Trauma Warga Patebon Pascabanjir Bandang, Sisa Lumpur dan Kerugian Masih Membayangi

Trauma Warga Patebon Pascabanjir Bandang, Sisa Lumpur dan Kerugian Masih Membayangi
ACHMAD ZAENURI SISA GENANGAN - Sebulan pasca banjir bandang Patebon, sisa air dan lumpur masih dijumpai di jalan hingga rumah warga.
0 Komentar

RADARPEKALONGAN.ID, KENDAL – Satu bulan berlalu sejak banjir bandang menerjang Kecamatan Patebon pada 20 Januari 2025, namun dampak bencana masih terasa di tengah warga, terutama di Desa Kebonharjo yang menjadi wilayah terdampak paling parah. Genangan air memang telah surut, tetapi sisa lumpur, barang rusak, dan trauma mendalam masih membekas.

Banjir bandang ini terjadi setelah tanggul Kali Bodri jebol, menyebabkan air bah setinggi dua meter menerjang permukiman dengan cepat. Warga yang panik tak sempat menyelamatkan harta benda, hanya fokus menyelamatkan diri.

Detik-detik Mencekam Saat Banjir Bandang Melanda

Bejo Sartono, warga Perumahan Patebon Indah, menceritakan bagaimana air datang begitu deras dan cepat, membuat warga tak punya waktu untuk menyelamatkan barang berharga.

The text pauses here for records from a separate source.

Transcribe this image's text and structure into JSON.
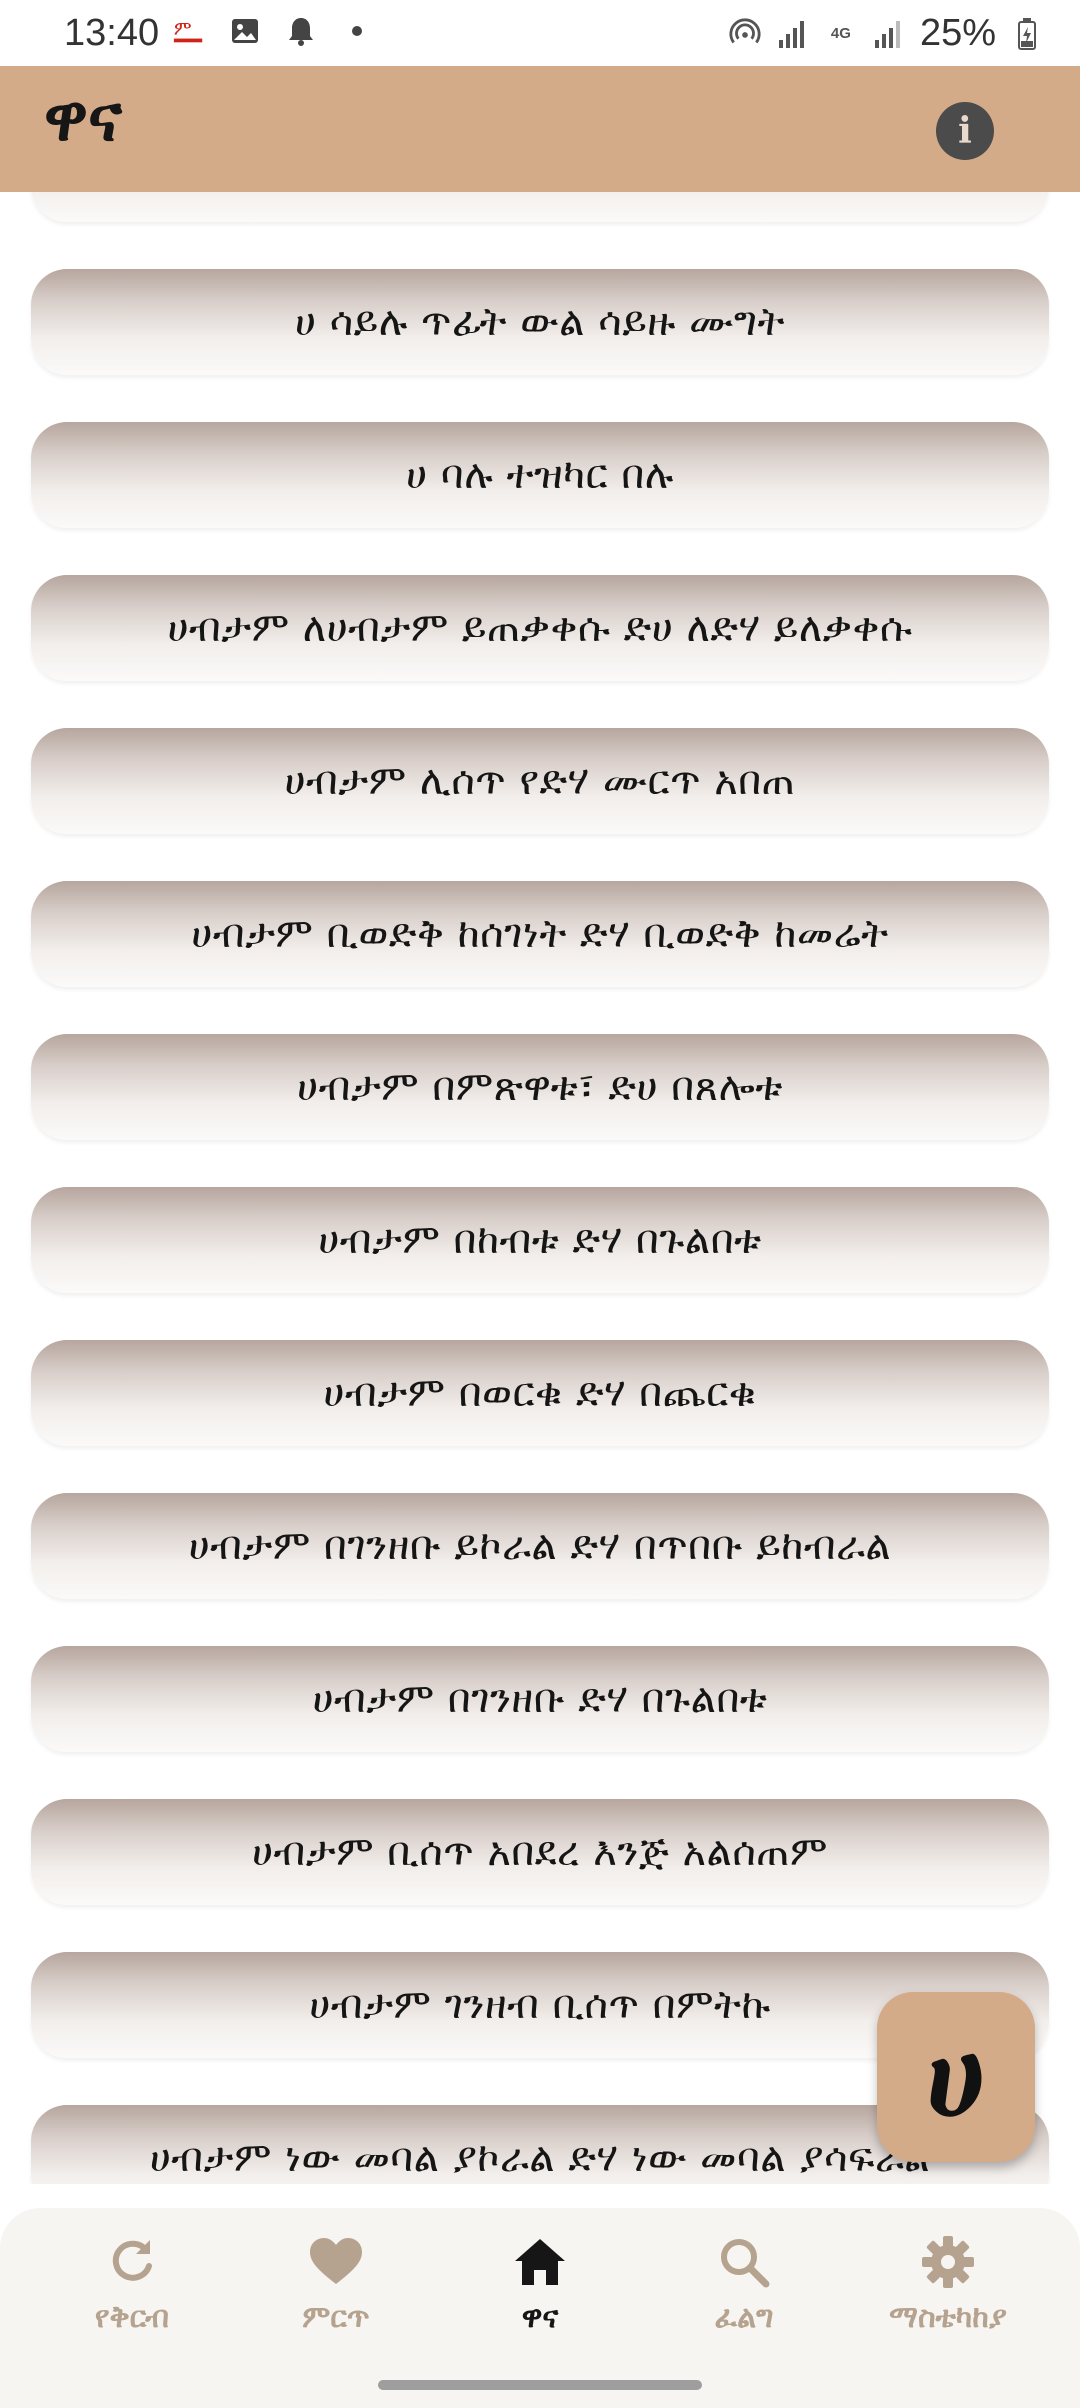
{
  "status_bar": {
    "time": "13:40",
    "battery": "25%",
    "network": "4G",
    "icons": [
      "carrier-logo-icon",
      "gallery-icon",
      "bell-icon",
      "dot-icon",
      "hotspot-icon",
      "signal-icon",
      "signal-icon-2",
      "battery-icon"
    ]
  },
  "app_bar": {
    "title": "ዋና",
    "info_icon": "i"
  },
  "list": {
    "items": [
      "ሀ ሳይሉ ጥፊት ውል ሳይዙ ሙግት",
      "ሀ ባሉ ተዝካር በሉ",
      "ሀብታም ለሀብታም ይጠቃቀሱ ድሀ ለድሃ ይለቃቀሱ",
      "ሀብታም ሊሰጥ የድሃ ሙርጥ አበጠ",
      "ሀብታም ቢወድቅ ከሰገነት ድሃ ቢወድቅ ከመሬት",
      "ሀብታም በምጽዋቱ፣ ድሀ በጸሎቱ",
      "ሀብታም በከብቱ ድሃ በጉልበቱ",
      "ሀብታም በወርቁ ድሃ በጨርቁ",
      "ሀብታም በገንዘቡ ይኮራል ድሃ በጥበቡ ይከብራል",
      "ሀብታም በገንዘቡ ድሃ በጉልበቱ",
      "ሀብታም ቢሰጥ አበደረ እንጅ አልሰጠም",
      "ሀብታም ገንዘብ ቢሰጥ በምትኩ",
      "ሀብታም ነው መባል ያኮራል ድሃ ነው መባል ያሳፍራል"
    ]
  },
  "fab": {
    "letter": "ሀ"
  },
  "bottom_nav": {
    "items": [
      {
        "label": "የቅርብ",
        "icon": "refresh-icon"
      },
      {
        "label": "ምርጥ",
        "icon": "heart-icon"
      },
      {
        "label": "ዋና",
        "icon": "home-icon",
        "active": true
      },
      {
        "label": "ፈልግ",
        "icon": "search-icon"
      },
      {
        "label": "ማስቴካከያ",
        "icon": "gear-icon"
      }
    ]
  },
  "colors": {
    "accent": "#d3ab89",
    "nav_inactive": "#b5a38f",
    "nav_active": "#161616"
  }
}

Baca Juga:Bupati Pekalongan Fadia Arafiq Tak Jahit Baju Baru untuk Pelantikan KeduaPerbaikan Infrastruktur Mendominasi Usulan di Musrenbang Kecamatan Weleri

“Saat air mulai masuk, kecepatannya luar biasa. Kami hanya berpikir bagaimana caranya menyelamatkan diri dan keluarga. Banyak warga yang terpaksa naik ke atap rumah, pagar, atau lantai dua untuk menghindari terjangan air,” ungkapnya.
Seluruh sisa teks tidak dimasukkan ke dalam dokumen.